Evidence against a temporal association between cerebrovascular disease and Alzheimer's disease imaging biomarkers
- PMID: 37248223
- PMCID: PMC10226977
- DOI: 10.1038/s41467-023-38878-8
Evidence against a temporal association between cerebrovascular disease and Alzheimer's disease imaging biomarkers
Abstract
Whether a relationship exists between cerebrovascular disease and Alzheimer's disease has been a source of controversy. Evaluation of the temporal progression of imaging biomarkers of these disease processes may inform mechanistic associations. We investigate the relationship of disease trajectories of cerebrovascular disease (white matter hyperintensity, WMH, and fractional anisotropy, FA) and Alzheimer's disease (amyloid and tau PET) biomarkers in 2406 Mayo Clinic Study of Aging and Mayo Alzheimer's Disease Research Center participants using accelerated failure time models. The model assumes a common pattern of progression for each biomarker that is shifted earlier or later in time for each individual and represented by a per participant age adjustment. An individual's amyloid and tau PET adjustments show very weak temporal association with WMH and FA adjustments (R = -0.07 to 0.07); early/late amyloid or tau timing explains <1% of the variation in WMH and FA adjustment. Earlier onset of amyloid is associated with earlier onset of tau (R = 0.57, R2 = 32%). These findings support a strong mechanistic relationship between amyloid and tau aggregation, but not between WMH or FA and amyloid or tau PET.
© 2023. The Author(s).
Conflict of interest statement
P.M.C, E.S.L., T.M.T., C.T.M., H.J.W, J.L.G., R.I.R., and S.A.P. have no disclosures. J.G.R. serves as an assistant editor for Neurology and receives research support from the NIH. C.G.S. receives research support from the NIH. M.L.S. holds stock in medical-related companies, unrelated to the current work: Align Technology, Inc., LHC Group, Inc., Medtronic, Inc., Mesa Laboratories, Inc., Natus Medical Inc., and Varex Imaging Corporation. He has also owned stock in these medical-related companies within the past three years, unrelated to the current work: CRISPR Therapeutics, Gilead Sciences, Inc., Globus Medical Inc., Inovio Biomedical Corp., Ionis Pharmaceuticals, Johnson & Johnson, Medtronic, Inc., Oncothyreon, Inc., Parexel International Corporation. D.S.K. served on a Data Safety Monitoring Board for the DIAN study. He serves on a Data Safety Monitoring Board for a tau therapeutic for Biogen but receives no personal compensation. He was a site investigator in the Biogen aducanumab trials. He is an investigator in a clinical trial sponsored by Lilly Pharmaceuticals and the University of Southern California. He serves as a consultant for Samus Therapeutics, Third Rock, Roche, and Alzeca Biosciences but receives no personal compensation. He receives research support from the NIH. P.V. received speaker fees from Miller Medical Communications, Inc. and receives research support from the NIH. R.C.P. serves as a consultant for Roche Inc., Merck Inc., and Biogen, Inc.
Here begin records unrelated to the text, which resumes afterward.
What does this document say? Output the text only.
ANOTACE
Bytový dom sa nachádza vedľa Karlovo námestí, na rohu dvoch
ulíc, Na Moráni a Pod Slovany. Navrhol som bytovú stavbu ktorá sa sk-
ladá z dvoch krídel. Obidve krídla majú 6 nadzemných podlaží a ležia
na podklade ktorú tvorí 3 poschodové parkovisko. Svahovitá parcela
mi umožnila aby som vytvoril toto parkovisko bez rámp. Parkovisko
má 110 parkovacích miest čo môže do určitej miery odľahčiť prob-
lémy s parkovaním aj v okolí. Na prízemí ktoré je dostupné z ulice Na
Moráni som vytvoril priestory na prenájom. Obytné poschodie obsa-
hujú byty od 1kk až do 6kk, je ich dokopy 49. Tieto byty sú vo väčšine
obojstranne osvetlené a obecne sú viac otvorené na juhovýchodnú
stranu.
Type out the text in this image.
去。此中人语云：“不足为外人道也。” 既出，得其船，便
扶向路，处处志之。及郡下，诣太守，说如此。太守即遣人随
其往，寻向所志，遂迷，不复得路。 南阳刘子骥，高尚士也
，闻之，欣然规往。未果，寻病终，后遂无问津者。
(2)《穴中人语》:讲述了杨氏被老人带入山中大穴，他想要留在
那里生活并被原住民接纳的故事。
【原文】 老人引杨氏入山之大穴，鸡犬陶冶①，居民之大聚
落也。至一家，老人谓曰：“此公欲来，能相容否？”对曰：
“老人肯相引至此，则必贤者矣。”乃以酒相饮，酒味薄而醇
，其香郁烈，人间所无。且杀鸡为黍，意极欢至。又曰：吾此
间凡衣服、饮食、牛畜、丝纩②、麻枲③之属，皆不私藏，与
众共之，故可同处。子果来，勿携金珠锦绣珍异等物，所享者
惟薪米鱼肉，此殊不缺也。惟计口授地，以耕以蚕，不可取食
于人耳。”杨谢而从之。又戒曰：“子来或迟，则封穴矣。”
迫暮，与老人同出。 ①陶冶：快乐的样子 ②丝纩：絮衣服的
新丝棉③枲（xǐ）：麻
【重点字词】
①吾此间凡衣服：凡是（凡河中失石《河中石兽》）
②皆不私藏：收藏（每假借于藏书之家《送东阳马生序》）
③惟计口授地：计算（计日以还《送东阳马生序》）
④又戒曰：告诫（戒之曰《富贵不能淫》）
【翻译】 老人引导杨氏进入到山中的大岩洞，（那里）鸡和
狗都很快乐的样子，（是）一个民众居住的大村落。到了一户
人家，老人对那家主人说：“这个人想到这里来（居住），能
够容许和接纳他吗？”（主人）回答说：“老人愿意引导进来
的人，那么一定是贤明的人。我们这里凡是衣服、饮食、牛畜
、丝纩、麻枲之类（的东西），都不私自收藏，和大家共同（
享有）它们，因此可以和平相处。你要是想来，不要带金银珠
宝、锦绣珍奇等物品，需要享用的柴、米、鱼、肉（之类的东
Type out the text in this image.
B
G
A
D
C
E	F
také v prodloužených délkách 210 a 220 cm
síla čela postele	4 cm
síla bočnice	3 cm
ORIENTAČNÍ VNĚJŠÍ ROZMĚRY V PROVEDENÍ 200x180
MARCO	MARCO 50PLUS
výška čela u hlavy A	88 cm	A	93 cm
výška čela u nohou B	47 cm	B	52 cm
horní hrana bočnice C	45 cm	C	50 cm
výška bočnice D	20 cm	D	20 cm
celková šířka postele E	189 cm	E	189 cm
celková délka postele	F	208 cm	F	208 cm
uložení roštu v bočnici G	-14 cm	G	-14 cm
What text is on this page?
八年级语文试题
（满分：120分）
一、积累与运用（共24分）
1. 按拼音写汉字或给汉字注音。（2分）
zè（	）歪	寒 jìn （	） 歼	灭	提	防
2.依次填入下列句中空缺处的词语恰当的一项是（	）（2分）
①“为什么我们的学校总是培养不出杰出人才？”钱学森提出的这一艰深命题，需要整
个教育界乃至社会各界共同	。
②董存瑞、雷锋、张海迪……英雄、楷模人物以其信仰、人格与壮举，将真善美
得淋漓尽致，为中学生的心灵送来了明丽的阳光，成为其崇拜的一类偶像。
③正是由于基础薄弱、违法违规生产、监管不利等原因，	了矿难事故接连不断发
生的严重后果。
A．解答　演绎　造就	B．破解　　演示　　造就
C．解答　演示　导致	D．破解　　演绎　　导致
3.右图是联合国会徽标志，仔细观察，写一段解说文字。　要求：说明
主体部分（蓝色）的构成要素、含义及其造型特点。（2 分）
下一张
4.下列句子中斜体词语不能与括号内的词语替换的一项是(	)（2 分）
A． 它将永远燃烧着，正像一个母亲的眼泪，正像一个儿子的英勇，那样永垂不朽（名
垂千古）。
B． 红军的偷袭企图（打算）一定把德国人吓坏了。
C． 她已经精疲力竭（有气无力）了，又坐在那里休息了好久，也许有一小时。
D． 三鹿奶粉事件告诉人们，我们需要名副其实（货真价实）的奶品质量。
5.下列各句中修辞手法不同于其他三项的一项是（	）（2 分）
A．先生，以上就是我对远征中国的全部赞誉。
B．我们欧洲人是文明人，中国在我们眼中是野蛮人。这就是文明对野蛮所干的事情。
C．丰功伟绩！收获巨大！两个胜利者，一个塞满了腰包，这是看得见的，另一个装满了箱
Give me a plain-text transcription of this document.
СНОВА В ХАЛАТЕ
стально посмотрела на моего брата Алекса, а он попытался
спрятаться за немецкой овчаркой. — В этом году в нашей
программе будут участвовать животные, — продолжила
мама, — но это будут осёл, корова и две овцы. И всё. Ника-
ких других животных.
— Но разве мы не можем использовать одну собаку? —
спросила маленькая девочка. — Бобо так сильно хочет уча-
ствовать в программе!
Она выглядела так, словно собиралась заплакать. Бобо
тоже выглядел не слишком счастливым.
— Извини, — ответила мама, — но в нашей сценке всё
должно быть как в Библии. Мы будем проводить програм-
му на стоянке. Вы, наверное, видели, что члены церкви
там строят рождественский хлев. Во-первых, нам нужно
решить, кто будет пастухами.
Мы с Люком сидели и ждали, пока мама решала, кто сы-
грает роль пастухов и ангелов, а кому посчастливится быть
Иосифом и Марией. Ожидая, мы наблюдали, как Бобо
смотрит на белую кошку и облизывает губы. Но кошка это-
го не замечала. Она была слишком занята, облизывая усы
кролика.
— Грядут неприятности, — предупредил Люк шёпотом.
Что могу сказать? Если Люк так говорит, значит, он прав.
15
He serves on the Data Safety Monitoring Board for Genentech, Inc and receives a royalty from Oxford University Press and UpToDate. C.R.J. serves on an independent data monitoring board for Roche, has served as a speaker for Eisai, and consulted for Biogen, but he receives no personal compensation from any commercial entity. He receives research support from NIH and the Alexander Family Alzheimer’s Disease Research Professorship of the Mayo Clinic.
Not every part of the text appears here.